A coalition statement carried by the state-run Saudi Press Agency said Saudi Arabia received its nationals on Sunday, but it did not did not say which group the deal was made with. It said the Yemenis held had been detained in “areas of operations near the border of Saudi Arabia.”
The alliance “hopes to begin a truce in conflict areas of the Republic of Yemen,” it added.
The exchange comes as the Saudi-led coalition and Yemeni rebels, known as Houthis, have agreed to a cease-fire at midnight on April 10 ahead of peace talks starting April 18 in Kuwait.
Several prisoner swaps took place between the two sides since late last year. The Iran-allied Houthi movement said on Sunday it had exchanged prisoners with Riyadh, as a first step towards ending a humanitarian crisis in the Arab world’s poorest country prompted by the conflict.
In its statement, the coalition said it hoped the tentative calm now in Yemen would allow “aid to reach all Yemeni territories” and would support United Nations’ efforts to end the fighting following two rounds of failed talks last year.

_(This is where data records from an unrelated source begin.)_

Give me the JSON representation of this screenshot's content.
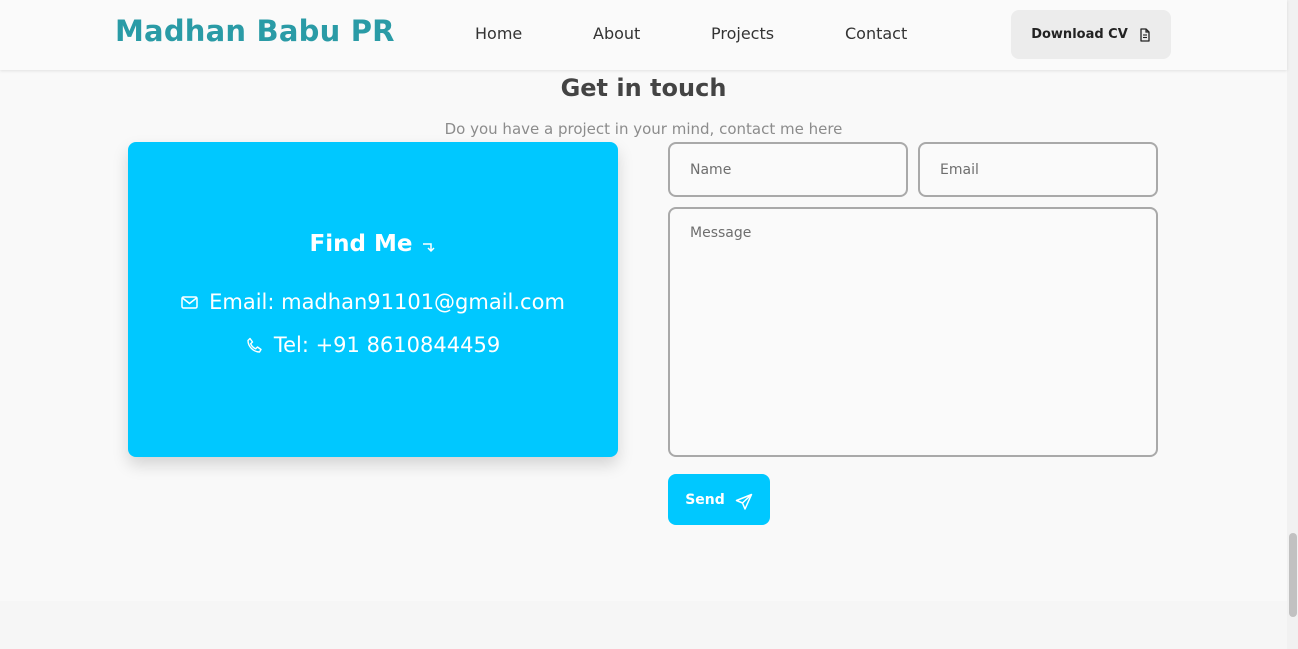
{
  "header": {
    "logo": "Madhan Babu PR",
    "nav": [
      "Home",
      "About",
      "Projects",
      "Contact"
    ],
    "cv_button": "Download CV",
    "cv_icon": "document-icon"
  },
  "contact": {
    "title": "Get in touch",
    "subtitle": "Do you have a project in your mind, contact me here",
    "card": {
      "title": "Find Me",
      "title_icon": "arrow-return-icon",
      "email": "Email: madhan91101@gmail.com",
      "email_icon": "mail-icon",
      "phone": "Tel: +91 8610844459",
      "phone_icon": "phone-icon"
    },
    "form": {
      "name_placeholder": "Name",
      "email_placeholder": "Email",
      "message_placeholder": "Message",
      "send_label": "Send",
      "send_icon": "send-icon"
    }
  },
  "colors": {
    "brand": "#2a9ba6",
    "accent": "#00c8ff",
    "background": "#f9f9f9"
  }
}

News site Yemen Now published a photo of a group of smiling, waving men in white robes and keffiyeh head scarves, which it said was of the soldiers. Reuters was not immediately able to verify the image.

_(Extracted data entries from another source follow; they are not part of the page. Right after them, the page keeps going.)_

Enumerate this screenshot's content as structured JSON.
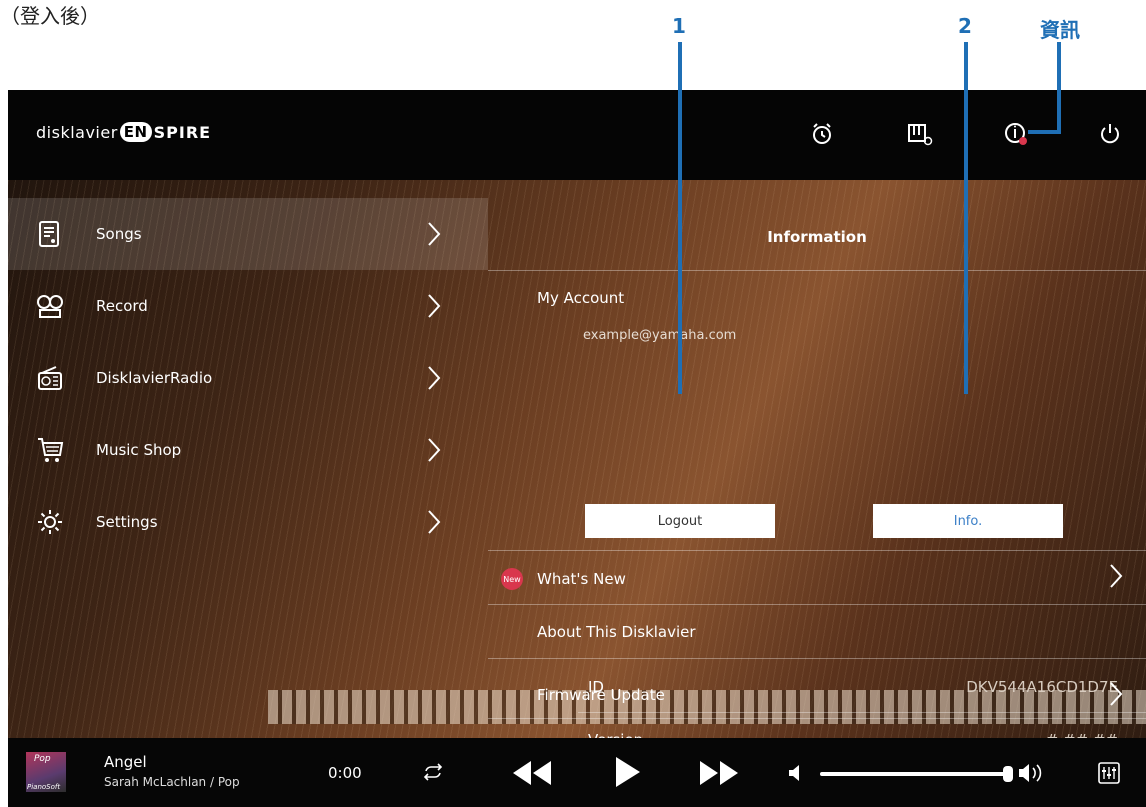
{
  "captions": {
    "login_state": "（登入後）",
    "callout_1": "1",
    "callout_2": "2",
    "callout_info": "資訊"
  },
  "header": {
    "logo_prefix": "disklavier",
    "logo_en": "EN",
    "logo_suffix": "SPIRE",
    "icons": [
      "alarm-icon",
      "piano-settings-icon",
      "info-icon",
      "power-icon"
    ]
  },
  "menu": {
    "items": [
      {
        "label": "Songs",
        "icon": "songs-icon",
        "active": true
      },
      {
        "label": "Record",
        "icon": "record-icon",
        "active": false
      },
      {
        "label": "DisklavierRadio",
        "icon": "radio-icon",
        "active": false
      },
      {
        "label": "Music Shop",
        "icon": "cart-icon",
        "active": false
      },
      {
        "label": "Settings",
        "icon": "gear-icon",
        "active": false
      }
    ]
  },
  "panel": {
    "title": "Information",
    "my_account": "My Account",
    "email": "example@yamaha.com",
    "logout_button": "Logout",
    "info_button": "Info.",
    "new_badge": "New",
    "whats_new": "What's New",
    "about": "About This Disklavier",
    "id_label": "ID",
    "id_value": "DKV544A16CD1D7E",
    "version_label": "Version",
    "version_value": "#.##.##",
    "firmware": "Firmware Update"
  },
  "player": {
    "album_genre": "Pop",
    "album_brand": "PianoSoft",
    "song_title": "Angel",
    "song_artist": "Sarah McLachlan / Pop",
    "time": "0:00",
    "volume_fraction": 0.96
  },
  "colors": {
    "accent": "#1f6fb5",
    "badge": "#d9374d",
    "info_link": "#3b7fc7"
  }
}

The main battle between the Houthis and the Yemeni government backed by the coalition has led to a power vacuum in parts of the country, allowing al Qaeda and ISIS-linked fighters to take advantage.

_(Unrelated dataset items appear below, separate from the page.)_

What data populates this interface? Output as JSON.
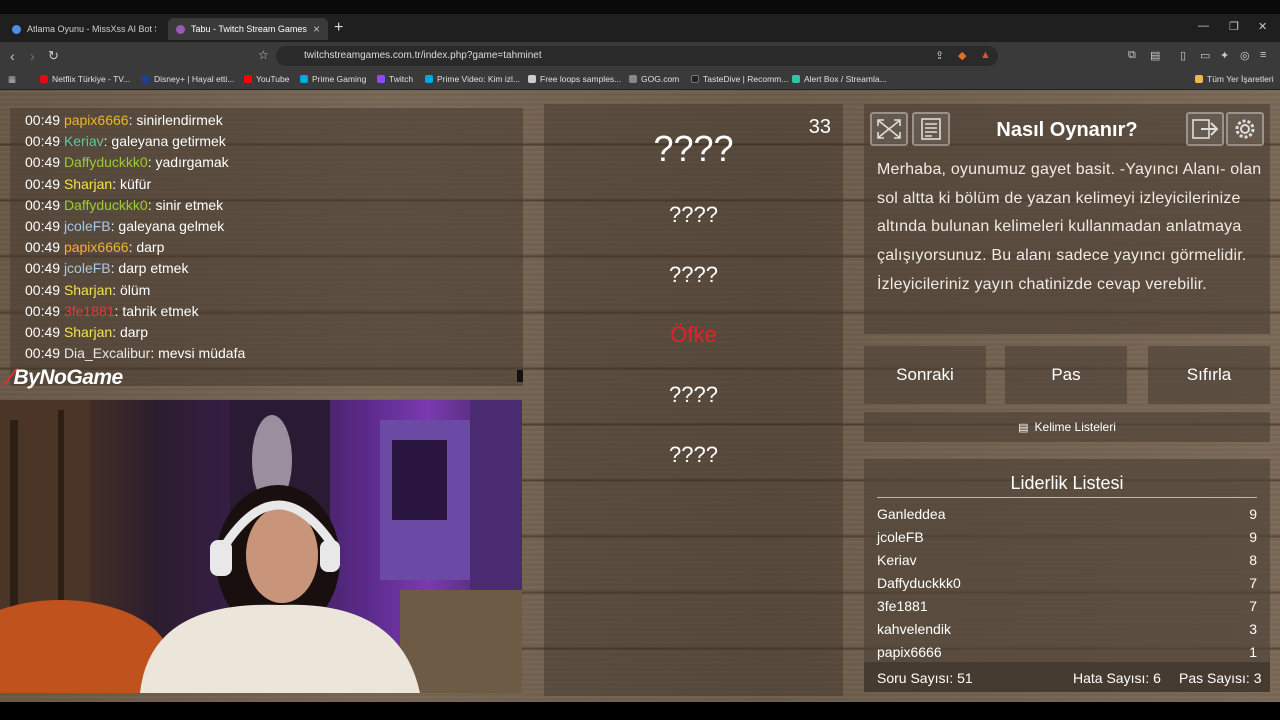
{
  "browser": {
    "tabs": [
      {
        "title": "Atlama Oyunu - MissXss AI Bot Syste...",
        "color": "#4a90e2"
      },
      {
        "title": "Tabu - Twitch Stream Games",
        "color": "#9b59b6"
      }
    ],
    "url": "twitchstreamgames.com.tr/index.php?game=tahminet",
    "bookmarks": [
      {
        "label": "Netflix Türkiye - TV...",
        "color": "#e50914"
      },
      {
        "label": "Disney+ | Hayal etti...",
        "color": "#1c3f94"
      },
      {
        "label": "YouTube",
        "color": "#ff0000"
      },
      {
        "label": "Prime Gaming",
        "color": "#00a8e1"
      },
      {
        "label": "Twitch",
        "color": "#9146ff"
      },
      {
        "label": "Prime Video: Kim izl...",
        "color": "#00a8e1"
      },
      {
        "label": "Free loops samples...",
        "color": "#cccccc"
      },
      {
        "label": "GOG.com",
        "color": "#888888"
      },
      {
        "label": "TasteDive | Recomm...",
        "color": "#222222"
      },
      {
        "label": "Alert Box / Streamla...",
        "color": "#31c3a2"
      }
    ],
    "all_bookmarks": "Tüm Yer İşaretleri"
  },
  "chat": {
    "messages": [
      {
        "time": "00:49",
        "user": "papix6666",
        "color": "#f2b134",
        "text": "sinirlendirmek"
      },
      {
        "time": "00:49",
        "user": "Keriav",
        "color": "#64c8a0",
        "text": "galeyana getirmek"
      },
      {
        "time": "00:49",
        "user": "Daffyduckkk0",
        "color": "#9acd32",
        "text": "yadırgamak"
      },
      {
        "time": "00:49",
        "user": "Sharjan",
        "color": "#f4e04d",
        "text": "küfür"
      },
      {
        "time": "00:49",
        "user": "Daffyduckkk0",
        "color": "#9acd32",
        "text": "sinir etmek"
      },
      {
        "time": "00:49",
        "user": "jcoleFB",
        "color": "#a8c8e8",
        "text": "galeyana gelmek"
      },
      {
        "time": "00:49",
        "user": "papix6666",
        "color": "#f2b134",
        "text": "darp"
      },
      {
        "time": "00:49",
        "user": "jcoleFB",
        "color": "#a8c8e8",
        "text": "darp etmek"
      },
      {
        "time": "00:49",
        "user": "Sharjan",
        "color": "#f4e04d",
        "text": "ölüm"
      },
      {
        "time": "00:49",
        "user": "3fe1881",
        "color": "#e03c3c",
        "text": "tahrik etmek"
      },
      {
        "time": "00:49",
        "user": "Sharjan",
        "color": "#f4e04d",
        "text": "darp"
      },
      {
        "time": "00:49",
        "user": "Dia_Excalibur",
        "color": "#e8e8e8",
        "text": "mevsi müdafa"
      }
    ]
  },
  "brand": "ByNoGame",
  "game": {
    "counter": "33",
    "words": [
      "????",
      "????",
      "????",
      "Öfke",
      "????",
      "????"
    ]
  },
  "help": {
    "title": "Nasıl Oynanır?",
    "text": "Merhaba, oyunumuz gayet basit. -Yayıncı Alanı- olan sol altta ki bölüm de yazan kelimeyi izleyicilerinize altında bulunan kelimeleri kullanmadan anlatmaya çalışıyorsunuz. Bu alanı sadece yayıncı görmelidir. İzleyicileriniz yayın chatinizde cevap verebilir."
  },
  "actions": {
    "next": "Sonraki",
    "pass": "Pas",
    "reset": "Sıfırla",
    "word_lists": "Kelime Listeleri"
  },
  "leaderboard": {
    "title": "Liderlik Listesi",
    "rows": [
      {
        "name": "Ganleddea",
        "score": "9"
      },
      {
        "name": "jcoleFB",
        "score": "9"
      },
      {
        "name": "Keriav",
        "score": "8"
      },
      {
        "name": "Daffyduckkk0",
        "score": "7"
      },
      {
        "name": "3fe1881",
        "score": "7"
      },
      {
        "name": "kahvelendik",
        "score": "3"
      },
      {
        "name": "papix6666",
        "score": "1"
      }
    ]
  },
  "stats": {
    "questions": "Soru Sayısı: 51",
    "errors": "Hata Sayısı: 6",
    "passes": "Pas Sayısı: 3"
  }
}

A powerful al-Qaida affiliate has seized a large swath of territory across the country’s south and east, while an upstart ISIS branch has carried out a series of attacks.
Air raids killed 14 men suspected of belonging to al Qaeda in southern Yemen on Sunday, medics and local residents said, in one of the largest U.S.-led assaults on the group since a civil war broke out a year ago.
The U.S., while pulling out advisers from Yemen as the civil war there ramped up, has continued its drone strike program targeting its local al-Qaida affiliate, which Washington believes to be the most-dangerous branch of the terror organization.
The fighting has took the lives of more than 6,000 people, left millions displaced and pushed to the brink of famine.